The Social Security system will require benefit cuts, tax increases or a higher retirement age to remain viable, regardless of whether workers are allowed to put some of their payroll taxes into personal investment accounts, Congress' investigative arm reported yesterday.
The General Accounting Office said several trillion dollars would be needed, with or without the accounts. The difference is the timing. A big infusion of money would be needed sooner if the personal investment accounts are enacted.
"You've got to act you don't have a choice," David Walker, comptroller of the General Accounting Office, said at a Senate hearing. "The question is when are you going to act and how you're going to act."
The cost to the government to overhaul the system, at a time when deficits are soaring again, makes it unlikely that reform will occur soon.
"I bet we don't do it this year," said Sen. John B. Breaux, Louisiana Democrat, outgoing chairman of the Senate Special Committee on Aging and a White House ally on personal accounts.
The lawmaker said he has advocated that Social Security reform be included in President Bush's State of the Union speech later this month.
Social Security, a pay-as-you-go system, is expected to start paying out more in benefits than it collects in taxes by 2017. That's because the large baby-boom generation starts retiring and the work force keeping the system afloat through payroll taxes declines.
The GAO, the investigative arm of Congress, evaluated several proposals that would let younger workers invest a portion of their payroll taxes in the stock market, including plans put forward by President Bush's Social Security Commission in 2001.

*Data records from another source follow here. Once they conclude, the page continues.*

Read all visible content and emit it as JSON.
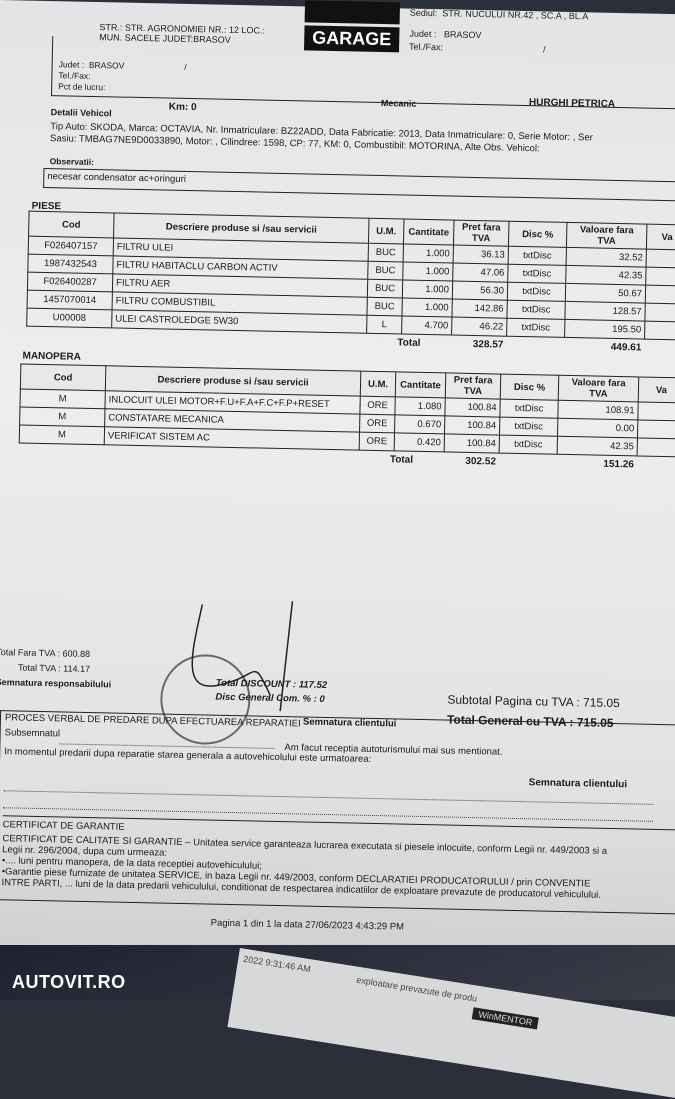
{
  "header": {
    "client_street": "STR.: STR. AGRONOMIEI NR.: 12 LOC.:",
    "client_city": "MUN. SACELE  JUDET:BRASOV",
    "logo_text": "GARAGE",
    "sediu_label": "Sediul:",
    "sediu_value": "STR. NUCULUI NR.42 , SC.A , BL.A",
    "judet_label": "Judet :",
    "judet_value": "BRASOV",
    "telfax_label": "Tel./Fax:",
    "client_judet_label": "Judet :",
    "client_judet_value": "BRASOV",
    "client_telfax_label": "Tel./Fax:",
    "pct_lucru_label": "Pct de lucru:",
    "slash": "/"
  },
  "vehicle": {
    "details_label": "Detalii Vehicol",
    "km": "Km: 0",
    "mecanic_label": "Mecanic",
    "mecanic_name": "HURGHI PETRICA",
    "line1": "Tip Auto: SKODA, Marca: OCTAVIA, Nr. Inmatriculare: BZ22ADD, Data Fabricatie: 2013, Data Inmatriculare: 0, Serie Motor: , Ser",
    "line2": "Sasiu: TMBAG7NE9D0033890, Motor: , Cilindree: 1598, CP: 77, KM: 0, Combustibil: MOTORINA, Alte Obs. Vehicol:",
    "obs_label": "Observatii:",
    "obs_value": "necesar condensator ac+oringuri"
  },
  "columns": [
    "Cod",
    "Descriere produse si /sau servicii",
    "U.M.",
    "Cantitate",
    "Pret fara TVA",
    "Disc %",
    "Valoare fara TVA",
    "Va"
  ],
  "piese": {
    "title": "PIESE",
    "rows": [
      {
        "cod": "F026407157",
        "desc": "FILTRU ULEI",
        "um": "BUC",
        "qty": "1.000",
        "pret": "36.13",
        "disc": "txtDisc",
        "val": "32.52"
      },
      {
        "cod": "1987432543",
        "desc": "FILTRU HABITACLU CARBON ACTIV",
        "um": "BUC",
        "qty": "1.000",
        "pret": "47.06",
        "disc": "txtDisc",
        "val": "42.35"
      },
      {
        "cod": "F026400287",
        "desc": "FILTRU AER",
        "um": "BUC",
        "qty": "1.000",
        "pret": "56.30",
        "disc": "txtDisc",
        "val": "50.67"
      },
      {
        "cod": "1457070014",
        "desc": "FILTRU COMBUSTIBIL",
        "um": "BUC",
        "qty": "1.000",
        "pret": "142.86",
        "disc": "txtDisc",
        "val": "128.57"
      },
      {
        "cod": "U00008",
        "desc": "ULEI CASTROLEDGE 5W30",
        "um": "L",
        "qty": "4.700",
        "pret": "46.22",
        "disc": "txtDisc",
        "val": "195.50"
      }
    ],
    "total_label": "Total",
    "total_pret": "328.57",
    "total_val": "449.61"
  },
  "manopera": {
    "title": "MANOPERA",
    "rows": [
      {
        "cod": "M",
        "desc": "INLOCUIT ULEI MOTOR+F.U+F.A+F.C+F.P+RESET",
        "um": "ORE",
        "qty": "1.080",
        "pret": "100.84",
        "disc": "txtDisc",
        "val": "108.91"
      },
      {
        "cod": "M",
        "desc": "CONSTATARE MECANICA",
        "um": "ORE",
        "qty": "0.670",
        "pret": "100.84",
        "disc": "txtDisc",
        "val": "0.00"
      },
      {
        "cod": "M",
        "desc": "VERIFICAT SISTEM AC",
        "um": "ORE",
        "qty": "0.420",
        "pret": "100.84",
        "disc": "txtDisc",
        "val": "42.35"
      }
    ],
    "total_label": "Total",
    "total_pret": "302.52",
    "total_val": "151.26"
  },
  "totals": {
    "fara_tva": "Total  Fara TVA : 600.88",
    "tva": "Total TVA : 114.17",
    "discount": "Total DISCOUNT : 117.52",
    "disc_general": "Disc General Com. % : 0",
    "semn_resp": "Semnatura responsabilului",
    "semn_client": "Semnatura clientului",
    "subtotal": "Subtotal Pagina cu TVA : 715.05",
    "general_label": "Total  General cu TVA :",
    "general_value": "715.05"
  },
  "proces": {
    "title": "PROCES VERBAL DE PREDARE DUPA EFECTUAREA REPARATIEI",
    "subsemnatul": "Subsemnatul",
    "receptie": "Am facut receptia autoturismului mai sus mentionat.",
    "stare": "In momentul predarii dupa reparatie starea generala a autovehicolului este urmatoarea:",
    "semn_client": "Semnatura clientului"
  },
  "garantie": {
    "title": "CERTIFICAT DE GARANTIE",
    "l1": "CERTIFICAT DE CALITATE SI GARANTIE – Unitatea service garanteaza lucrarea executata si piesele inlocuite, conform Legii nr. 449/2003 si a",
    "l2": "Legii nr. 296/2004, dupa cum urmeaza:",
    "l3": "•....  luni pentru manopera, de la data receptiei autovehiculului;",
    "l4": "•Garantie piese furnizate de unitatea SERVICE, in baza Legii nr. 449/2003, conform DECLARATIEI PRODUCATORULUI / prin CONVENTIE",
    "l5": "INTRE PARTI, ... luni de la data predarii vehiculului, conditionat de respectarea indicatiilor de exploatare prevazute de producatorul vehiculului."
  },
  "footer": {
    "page": "Pagina 1 din 1 la data 27/06/2023 4:43:29 PM",
    "slip_time": "2022 9:31:46 AM",
    "slip_text": "exploatare prevazute de produ",
    "winmentor": "WinMENTOR"
  },
  "watermark": "AUTOVIT.RO"
}
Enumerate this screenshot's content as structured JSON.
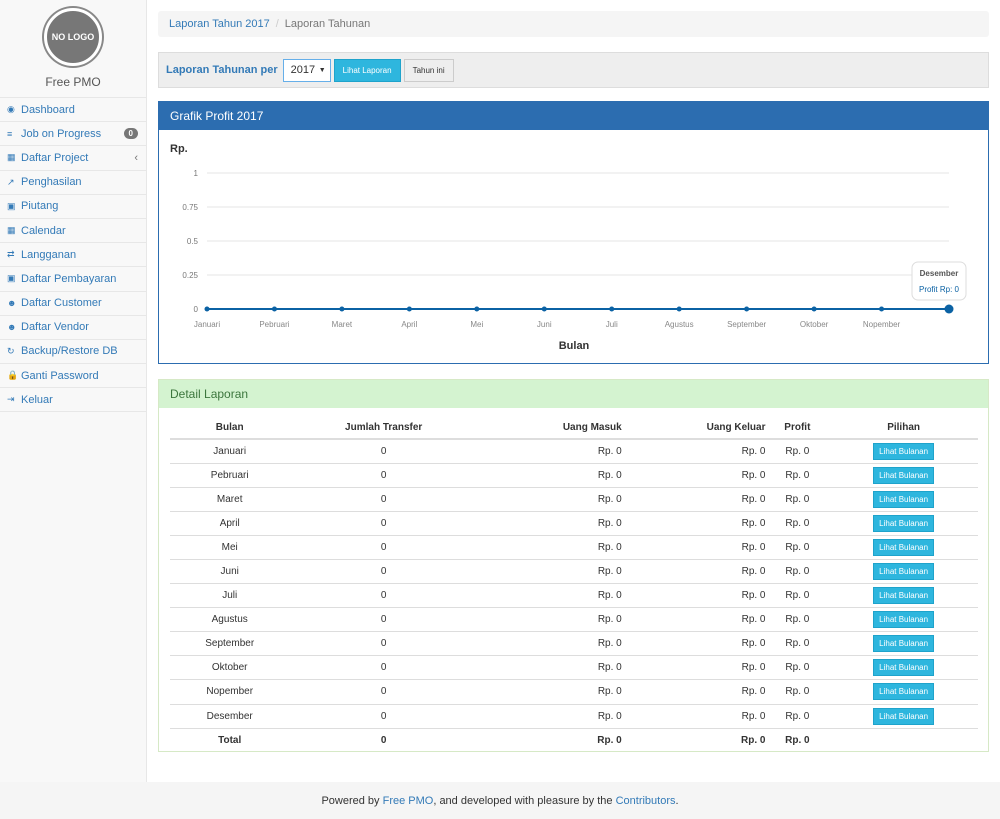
{
  "sidebar": {
    "logo_text": "NO LOGO",
    "brand": "Free PMO",
    "items": [
      {
        "label": "Dashboard",
        "icon": "dashboard-icon",
        "glyph": "◉"
      },
      {
        "label": "Job on Progress",
        "icon": "tasks-icon",
        "glyph": "≡",
        "badge": "0"
      },
      {
        "label": "Daftar Project",
        "icon": "table-icon",
        "glyph": "▦",
        "chevron": "‹"
      },
      {
        "label": "Penghasilan",
        "icon": "line-chart-icon",
        "glyph": "↗"
      },
      {
        "label": "Piutang",
        "icon": "money-icon",
        "glyph": "▣"
      },
      {
        "label": "Calendar",
        "icon": "calendar-icon",
        "glyph": "▦"
      },
      {
        "label": "Langganan",
        "icon": "retweet-icon",
        "glyph": "⇄"
      },
      {
        "label": "Daftar Pembayaran",
        "icon": "money-icon",
        "glyph": "▣"
      },
      {
        "label": "Daftar Customer",
        "icon": "users-icon",
        "glyph": "☻"
      },
      {
        "label": "Daftar Vendor",
        "icon": "users-icon",
        "glyph": "☻"
      },
      {
        "label": "Backup/Restore DB",
        "icon": "refresh-icon",
        "glyph": "↻"
      },
      {
        "label": "Ganti Password",
        "icon": "lock-icon",
        "glyph": "🔒"
      },
      {
        "label": "Keluar",
        "icon": "sign-out-icon",
        "glyph": "⇥"
      }
    ]
  },
  "breadcrumb": {
    "link": "Laporan Tahun 2017",
    "sep": "/",
    "current": "Laporan Tahunan"
  },
  "toolbar": {
    "label": "Laporan Tahunan per",
    "year": "2017",
    "view_btn": "Lihat Laporan",
    "this_year_btn": "Tahun ini"
  },
  "chart_panel": {
    "title": "Grafik Profit 2017"
  },
  "chart_data": {
    "type": "line",
    "ylabel": "Rp.",
    "xlabel": "Bulan",
    "ylim": [
      0,
      1
    ],
    "yticks": [
      "1",
      "0.75",
      "0.5",
      "0.25",
      "0"
    ],
    "grid": true,
    "categories": [
      "Januari",
      "Pebruari",
      "Maret",
      "April",
      "Mei",
      "Juni",
      "Juli",
      "Agustus",
      "September",
      "Oktober",
      "Nopember",
      "Desember"
    ],
    "series": [
      {
        "values": [
          0,
          0,
          0,
          0,
          0,
          0,
          0,
          0,
          0,
          0,
          0,
          0
        ]
      }
    ],
    "color": "#0b62a4",
    "tooltip": {
      "title": "Desember",
      "text": "Profit Rp: 0"
    }
  },
  "detail": {
    "title": "Detail Laporan",
    "headers": [
      "Bulan",
      "Jumlah Transfer",
      "Uang Masuk",
      "Uang Keluar",
      "Profit",
      "Pilihan"
    ],
    "rows": [
      [
        "Januari",
        "0",
        "Rp. 0",
        "Rp. 0",
        "Rp. 0"
      ],
      [
        "Pebruari",
        "0",
        "Rp. 0",
        "Rp. 0",
        "Rp. 0"
      ],
      [
        "Maret",
        "0",
        "Rp. 0",
        "Rp. 0",
        "Rp. 0"
      ],
      [
        "April",
        "0",
        "Rp. 0",
        "Rp. 0",
        "Rp. 0"
      ],
      [
        "Mei",
        "0",
        "Rp. 0",
        "Rp. 0",
        "Rp. 0"
      ],
      [
        "Juni",
        "0",
        "Rp. 0",
        "Rp. 0",
        "Rp. 0"
      ],
      [
        "Juli",
        "0",
        "Rp. 0",
        "Rp. 0",
        "Rp. 0"
      ],
      [
        "Agustus",
        "0",
        "Rp. 0",
        "Rp. 0",
        "Rp. 0"
      ],
      [
        "September",
        "0",
        "Rp. 0",
        "Rp. 0",
        "Rp. 0"
      ],
      [
        "Oktober",
        "0",
        "Rp. 0",
        "Rp. 0",
        "Rp. 0"
      ],
      [
        "Nopember",
        "0",
        "Rp. 0",
        "Rp. 0",
        "Rp. 0"
      ],
      [
        "Desember",
        "0",
        "Rp. 0",
        "Rp. 0",
        "Rp. 0"
      ]
    ],
    "row_button": "Lihat Bulanan",
    "total": [
      "Total",
      "0",
      "Rp. 0",
      "Rp. 0",
      "Rp. 0"
    ]
  },
  "footer": {
    "prefix": "Powered by ",
    "brand": "Free PMO",
    "middle": ", and developed with pleasure by the ",
    "link": "Contributors",
    "suffix": "."
  }
}
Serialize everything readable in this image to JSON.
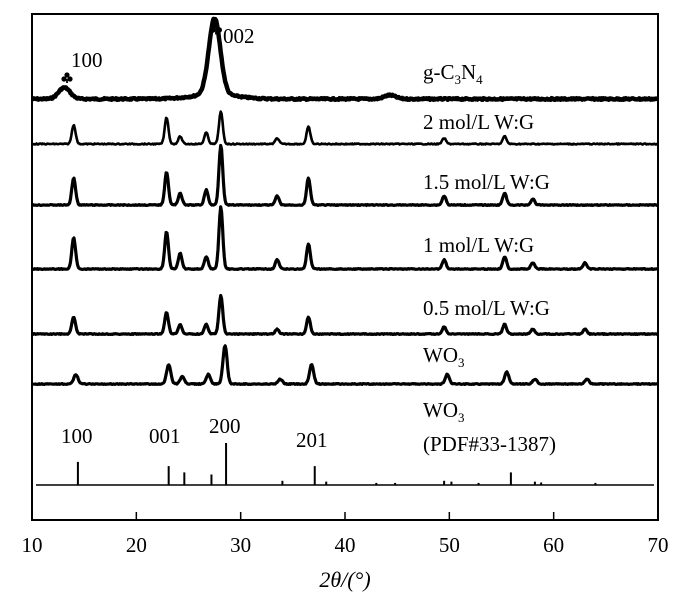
{
  "chart_data": {
    "type": "line",
    "title": "",
    "xlabel": "2θ/(°)",
    "xlim": [
      10,
      70
    ],
    "x_ticks": [
      "10",
      "20",
      "30",
      "40",
      "50",
      "60",
      "70"
    ],
    "y_ticks_visible": false,
    "grid": false,
    "legend": "inline labels at right of each trace",
    "series": [
      {
        "name": "g-C3N4",
        "peaks": [
          {
            "x": 13.1,
            "h": 0.15
          },
          {
            "x": 27.5,
            "h": 1.0
          },
          {
            "x": 44.3,
            "h": 0.05
          }
        ],
        "peak_labels": [
          {
            "x": 13.1,
            "hkl": "100"
          },
          {
            "x": 27.5,
            "hkl": "002"
          }
        ]
      },
      {
        "name": "2 mol/L W:G",
        "peaks": [
          {
            "x": 14.0,
            "h": 0.5
          },
          {
            "x": 22.9,
            "h": 0.7
          },
          {
            "x": 24.2,
            "h": 0.2
          },
          {
            "x": 26.7,
            "h": 0.3
          },
          {
            "x": 28.1,
            "h": 0.85
          },
          {
            "x": 33.5,
            "h": 0.15
          },
          {
            "x": 36.5,
            "h": 0.45
          },
          {
            "x": 49.5,
            "h": 0.15
          },
          {
            "x": 55.3,
            "h": 0.2
          }
        ]
      },
      {
        "name": "1.5 mol/L W:G",
        "peaks": [
          {
            "x": 14.0,
            "h": 0.45
          },
          {
            "x": 22.9,
            "h": 0.55
          },
          {
            "x": 24.2,
            "h": 0.2
          },
          {
            "x": 26.7,
            "h": 0.25
          },
          {
            "x": 28.1,
            "h": 1.0
          },
          {
            "x": 33.5,
            "h": 0.15
          },
          {
            "x": 36.5,
            "h": 0.45
          },
          {
            "x": 49.5,
            "h": 0.15
          },
          {
            "x": 55.3,
            "h": 0.2
          },
          {
            "x": 58.0,
            "h": 0.1
          }
        ]
      },
      {
        "name": "1 mol/L W:G",
        "peaks": [
          {
            "x": 14.0,
            "h": 0.5
          },
          {
            "x": 22.9,
            "h": 0.6
          },
          {
            "x": 24.2,
            "h": 0.25
          },
          {
            "x": 26.7,
            "h": 0.2
          },
          {
            "x": 28.1,
            "h": 1.0
          },
          {
            "x": 33.5,
            "h": 0.15
          },
          {
            "x": 36.5,
            "h": 0.4
          },
          {
            "x": 49.5,
            "h": 0.15
          },
          {
            "x": 55.3,
            "h": 0.2
          },
          {
            "x": 58.0,
            "h": 0.1
          },
          {
            "x": 63.0,
            "h": 0.1
          }
        ]
      },
      {
        "name": "0.5 mol/L W:G",
        "peaks": [
          {
            "x": 14.0,
            "h": 0.35
          },
          {
            "x": 22.9,
            "h": 0.45
          },
          {
            "x": 24.2,
            "h": 0.2
          },
          {
            "x": 26.7,
            "h": 0.2
          },
          {
            "x": 28.1,
            "h": 0.8
          },
          {
            "x": 33.5,
            "h": 0.1
          },
          {
            "x": 36.5,
            "h": 0.35
          },
          {
            "x": 49.5,
            "h": 0.15
          },
          {
            "x": 55.3,
            "h": 0.2
          },
          {
            "x": 58.0,
            "h": 0.1
          },
          {
            "x": 63.0,
            "h": 0.1
          }
        ]
      },
      {
        "name": "WO3",
        "peaks": [
          {
            "x": 14.2,
            "h": 0.2
          },
          {
            "x": 23.1,
            "h": 0.4
          },
          {
            "x": 24.4,
            "h": 0.15
          },
          {
            "x": 26.9,
            "h": 0.2
          },
          {
            "x": 28.5,
            "h": 0.8
          },
          {
            "x": 33.8,
            "h": 0.1
          },
          {
            "x": 36.8,
            "h": 0.4
          },
          {
            "x": 49.8,
            "h": 0.2
          },
          {
            "x": 55.5,
            "h": 0.25
          },
          {
            "x": 58.2,
            "h": 0.1
          },
          {
            "x": 63.2,
            "h": 0.1
          }
        ]
      },
      {
        "name": "WO3 (PDF#33-1387)",
        "type": "stick",
        "sticks": [
          {
            "x": 14.4,
            "h": 0.55
          },
          {
            "x": 23.1,
            "h": 0.45
          },
          {
            "x": 24.6,
            "h": 0.3
          },
          {
            "x": 27.2,
            "h": 0.25
          },
          {
            "x": 28.6,
            "h": 1.0
          },
          {
            "x": 34.0,
            "h": 0.1
          },
          {
            "x": 37.1,
            "h": 0.45
          },
          {
            "x": 38.2,
            "h": 0.08
          },
          {
            "x": 43.0,
            "h": 0.05
          },
          {
            "x": 44.8,
            "h": 0.05
          },
          {
            "x": 49.5,
            "h": 0.1
          },
          {
            "x": 50.2,
            "h": 0.08
          },
          {
            "x": 52.8,
            "h": 0.05
          },
          {
            "x": 55.9,
            "h": 0.3
          },
          {
            "x": 58.2,
            "h": 0.08
          },
          {
            "x": 58.8,
            "h": 0.06
          },
          {
            "x": 64.0,
            "h": 0.05
          }
        ],
        "hkl_labels": [
          {
            "x": 14.4,
            "hkl": "100"
          },
          {
            "x": 23.1,
            "hkl": "001"
          },
          {
            "x": 28.6,
            "hkl": "200"
          },
          {
            "x": 37.1,
            "hkl": "201"
          }
        ]
      }
    ]
  }
}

One commission proposal, considered the most viable, would cost $2.2 trillion and cut the benefits future retirees would expect to receive under the current system. The investment-accounts feature would require funding sooner. If no changes are made to the system, the bill comes due decades later, said Mr. Walker, a supporter of personal accounts.
"It's a matter of how much and when," he said.
The only plan adding personal accounts that doesn't require government funding eliminates the cap on the income subject to a payroll tax.
"There's no question we have a big hole," said Sen. Debbie Stabenow, Michigan Democrat. "The first thing is to stop digging."